Ah yes ! More than one in fact:

https://www.youtube.com/watch?v=-2GmzyeeXnQ

OFSO
3rd Apr 2014, 17:25
the seat comes down on full power in mid-pee

One doesn't need a powered seat to experience this. There are a lot of manual seats that don't stay up. The house I use in London needs the seat raising and holding, an inconvenience when needing both hands to hold and aim one's willy. If you don't hold the seat up it descends at some random interval expresed by the formula (deleted as I got bored working it out) and as suggested by henry, one has to throttle back to zero as the seat is in transit and then open ones bladder valve again and fire through the hole of the seat.

A power-operated seat with the default set as "up" will prevent this.

airship
3rd Apr 2014, 17:49
A power-operated seat with the default set as "seat down" would only require:

1) A manually-operated push-button for OFSO to push when required to raise the seat, and
2) A very simple float-switch installed in the WC tank to detect a flush and "reset" to the default "seat down" position afterwards. :ok:

PS. Aren't those fancy Japanese loos which give you a warm rinse etc. also equipped with facial (or should that be anal) recognition software or summat? :confused:

onetrack
4th Apr 2014, 02:16
Anal recognition software would have to be a firm requirement. This is because its basis is infallible - unlike facial recognition software, which would have an unacceptable failure rate, due to the constant high level of confusion errors. :(

Even if the scanned person is a tranny, the anal recognition software programming is still infallible. :)

However, it would have to be fast software with the latest, most powerful processor - because you only get milliseconds sometimes between the duds or knickers coming down, and the stream commencing. :eek:

awblain
4th Apr 2014, 10:18
Japanese electrically-heated seats are already in service, so the safety issues of power to the seat are dealt with.
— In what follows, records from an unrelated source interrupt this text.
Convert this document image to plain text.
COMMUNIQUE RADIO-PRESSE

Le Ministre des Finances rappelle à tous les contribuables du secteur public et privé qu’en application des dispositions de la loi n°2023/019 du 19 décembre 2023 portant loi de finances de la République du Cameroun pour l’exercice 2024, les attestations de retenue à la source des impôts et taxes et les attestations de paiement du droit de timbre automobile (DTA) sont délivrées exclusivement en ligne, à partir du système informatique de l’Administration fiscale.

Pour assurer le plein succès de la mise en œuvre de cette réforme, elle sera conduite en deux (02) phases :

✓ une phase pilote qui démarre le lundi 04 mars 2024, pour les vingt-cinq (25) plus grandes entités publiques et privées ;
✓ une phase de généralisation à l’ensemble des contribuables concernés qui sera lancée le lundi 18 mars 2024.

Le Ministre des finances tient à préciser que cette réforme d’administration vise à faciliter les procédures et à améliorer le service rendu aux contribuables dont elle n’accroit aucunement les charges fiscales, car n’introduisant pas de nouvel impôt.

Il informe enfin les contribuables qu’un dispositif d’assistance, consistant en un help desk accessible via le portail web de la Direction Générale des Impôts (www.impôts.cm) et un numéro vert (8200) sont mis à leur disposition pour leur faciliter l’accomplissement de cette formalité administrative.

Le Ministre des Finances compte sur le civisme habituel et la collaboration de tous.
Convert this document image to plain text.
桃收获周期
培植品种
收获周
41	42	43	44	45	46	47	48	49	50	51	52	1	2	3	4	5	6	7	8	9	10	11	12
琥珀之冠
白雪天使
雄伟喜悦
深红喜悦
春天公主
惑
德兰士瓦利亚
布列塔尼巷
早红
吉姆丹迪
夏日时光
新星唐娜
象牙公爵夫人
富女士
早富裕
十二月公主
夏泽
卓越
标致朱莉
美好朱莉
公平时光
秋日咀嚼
If I remember, they also have power lid/seat moving controls, but since there's also all manner of sprays and air blasts available from the same control panel, I've never braved their use.

MagnusP
4th Apr 2014, 11:42
The house I use in London needs the seat raising and holding,

Same in our downstairs loo. I stand at the side and hold the seat up with the side of my knee. :rolleyes:

Solid Rust Twotter
4th Apr 2014, 12:50
That generally happens because of the frilly crap the fairer sex insist on hanging on the bog. Removing it and disposing of the evidence is one of those games we men play to keep our stalking and hunting skills sharp.

funfly
4th Apr 2014, 13:00
The anal recogniser would have to cope with most people 'o' and ex con's 'O'.
...and '8' for ladies?

acbus1
4th Apr 2014, 14:27
Could Peeing Sitting Down Help Your Sex Life? | Men's Fitness

What a useless suggestion;

(a) The bowl is cold.

(b) The end gets wet.

OFSO
5th Apr 2014, 07:19
The anal recogniser

Stop making innuendos about products manufactured in Italy.